When she resigned last week, she said that despite KMT Chairwoman Cheng Li-wun’s (鄭麗文) assertion that “we are all Chinese,” Cheng has not made it clear whether China means the Chinese Communist Party (CCP) in the People’s Republic of China (PRC) or the Republic of China (ROC) in Taiwan.
“The KMT should clarify which China it means,” Ho said. “Cheng’s intention is to deceive people in Taiwan and China.“
As a member of KMT’s Central Standing Committee, the party’s top decisionmaking body, Ho’s accusation exposed a core contradiction of the KMT’s cross-strait policy. The KMT has long upheld the so called “one China,” with each side having its own interpretation of what “China” means stance, claiming that the ROC and the PRC coexist under a “one China” banner.
However, it has buried its head in the sand.
China insists that “one China” is the PRC alone, leaving no room for the ROC or Taiwan.
The KMT’s forced “one China” ambiguity is a deceptive political tactic to serve the party’s interests. On the one hand it caters to China’s whims to gain benefits in cross-strait interactions, while on the other it harms the credibility of those who uphold the independent sovereignty of Taiwan with its inconsistent “one China” claims, which includes the anachronistic — but self-flattering — territorial claim to both sides of the Strait.

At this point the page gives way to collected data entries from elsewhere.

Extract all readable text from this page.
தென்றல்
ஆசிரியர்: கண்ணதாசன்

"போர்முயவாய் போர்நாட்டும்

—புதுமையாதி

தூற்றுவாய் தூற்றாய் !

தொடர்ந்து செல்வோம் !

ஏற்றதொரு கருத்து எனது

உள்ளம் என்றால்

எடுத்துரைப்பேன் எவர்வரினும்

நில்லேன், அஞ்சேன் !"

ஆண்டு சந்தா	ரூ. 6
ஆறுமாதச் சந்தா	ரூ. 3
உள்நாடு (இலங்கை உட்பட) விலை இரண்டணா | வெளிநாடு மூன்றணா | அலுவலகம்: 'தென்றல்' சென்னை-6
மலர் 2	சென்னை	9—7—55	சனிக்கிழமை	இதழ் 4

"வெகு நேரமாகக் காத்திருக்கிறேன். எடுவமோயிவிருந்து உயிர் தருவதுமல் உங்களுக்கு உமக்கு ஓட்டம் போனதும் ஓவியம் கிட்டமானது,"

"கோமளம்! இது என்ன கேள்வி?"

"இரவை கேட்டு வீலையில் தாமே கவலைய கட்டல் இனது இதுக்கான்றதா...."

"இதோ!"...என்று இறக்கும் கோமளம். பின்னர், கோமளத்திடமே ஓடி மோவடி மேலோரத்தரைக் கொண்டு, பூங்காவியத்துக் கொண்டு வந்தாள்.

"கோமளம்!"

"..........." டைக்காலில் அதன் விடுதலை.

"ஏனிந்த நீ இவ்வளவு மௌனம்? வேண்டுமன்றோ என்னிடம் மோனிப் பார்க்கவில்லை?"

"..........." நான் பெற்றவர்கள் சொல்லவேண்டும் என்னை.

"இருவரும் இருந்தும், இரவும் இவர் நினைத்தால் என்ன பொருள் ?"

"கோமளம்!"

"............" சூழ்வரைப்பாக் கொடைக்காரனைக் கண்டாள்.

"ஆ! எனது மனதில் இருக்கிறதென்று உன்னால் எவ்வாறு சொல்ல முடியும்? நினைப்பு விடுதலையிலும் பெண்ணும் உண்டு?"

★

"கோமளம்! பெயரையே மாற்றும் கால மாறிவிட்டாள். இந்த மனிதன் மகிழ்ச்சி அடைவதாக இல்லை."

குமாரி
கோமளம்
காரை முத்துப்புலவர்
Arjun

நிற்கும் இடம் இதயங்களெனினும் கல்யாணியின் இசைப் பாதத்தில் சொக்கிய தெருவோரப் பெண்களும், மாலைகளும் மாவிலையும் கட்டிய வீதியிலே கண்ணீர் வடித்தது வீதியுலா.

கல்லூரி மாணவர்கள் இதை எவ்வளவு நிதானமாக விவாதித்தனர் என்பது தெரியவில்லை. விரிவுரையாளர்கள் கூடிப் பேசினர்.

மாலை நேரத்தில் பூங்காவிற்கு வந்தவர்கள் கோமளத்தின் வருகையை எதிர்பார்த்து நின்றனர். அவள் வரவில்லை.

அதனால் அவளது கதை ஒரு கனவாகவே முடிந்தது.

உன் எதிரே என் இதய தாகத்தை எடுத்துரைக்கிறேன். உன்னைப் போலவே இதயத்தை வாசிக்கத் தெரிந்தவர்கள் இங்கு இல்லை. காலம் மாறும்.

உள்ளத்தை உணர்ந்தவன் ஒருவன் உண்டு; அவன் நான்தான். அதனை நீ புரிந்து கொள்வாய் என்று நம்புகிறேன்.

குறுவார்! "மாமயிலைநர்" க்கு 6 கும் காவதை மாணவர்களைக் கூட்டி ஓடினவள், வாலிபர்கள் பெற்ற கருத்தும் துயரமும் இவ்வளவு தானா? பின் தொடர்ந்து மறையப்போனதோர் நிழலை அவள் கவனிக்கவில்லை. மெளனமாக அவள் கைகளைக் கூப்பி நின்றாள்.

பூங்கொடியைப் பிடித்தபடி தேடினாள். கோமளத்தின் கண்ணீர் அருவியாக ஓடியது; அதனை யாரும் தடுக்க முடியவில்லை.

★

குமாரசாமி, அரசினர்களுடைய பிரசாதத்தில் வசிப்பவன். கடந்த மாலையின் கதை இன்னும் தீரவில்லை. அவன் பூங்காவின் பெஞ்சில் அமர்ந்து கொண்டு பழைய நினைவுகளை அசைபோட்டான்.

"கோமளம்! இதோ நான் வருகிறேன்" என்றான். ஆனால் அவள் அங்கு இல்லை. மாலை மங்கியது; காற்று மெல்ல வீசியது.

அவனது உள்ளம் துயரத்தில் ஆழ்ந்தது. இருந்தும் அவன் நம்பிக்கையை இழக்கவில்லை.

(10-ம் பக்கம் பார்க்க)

China is intensifying its legal warfare to promote its “one China” principle in the international arena, while the KMT’s “one China” echo is helping Beijing to isolate Taiwan and even paving the way for a Chinese invasion.
Former KMT chairwoman Hung Hsiu-chu (洪秀柱) and other party members attended a military parade in Beijing on Sept. 3 as China commemorated the end of World War II and the Second Sino-Japanese War. Their attendance can be interpreted as an endorsement of the CCP’s misrepresentation that the PRC was the victor. That is a malicious overturning of the facts, as the ROC was in charge at the time. The distortion of history is part of Beijing’s false claim that “Taiwan is an inseparable part of China.”
The attendance of the KMT members at the Beijing parade also implied that the party acquiesces to authoritarian China’s goal of cross-strait unification, including through the use of force.
An even more worrying aspect is that the pro-China party is enlarging its “one China” ideology to the point of affecting policymaking, putting Taiwan’s security and dignity at risk.
While other nations are increasing their defense budgets and upgrading their self-defense capabilities to counter threats from authoritarian regimes, the KMT is aligning itself with other pro-China parties and criticizing Taiwan’s self-defense deployments.
The KMT’s new leader said that Taiwan was “playing with fire” as the party blocked a proposal to increase defense spending. The party has compromised national sovereignty and is silent in the face of China’s military threats.
The KMT has also proposed amendments to the Nationality Act (國籍法) to exempt Chinese spouses from regulations requiring them to renounce foreign nationalities to hold public office.
The policy is a foundational legal requirement to ensure that public officials are loyal to a single country: Taiwan.
The pro-China nature of the proposed legislative change triggered concerns over national security and a push toward Sinicization.
The words and actions of a Chinese spouse have exposed the true nature of the KMT and the “emperor’s new clothes” nature of its cross-strait policies.
Taiwanese must see through the political fraudulence of pro-China forces threatening the nation’s democracy and sovereignty.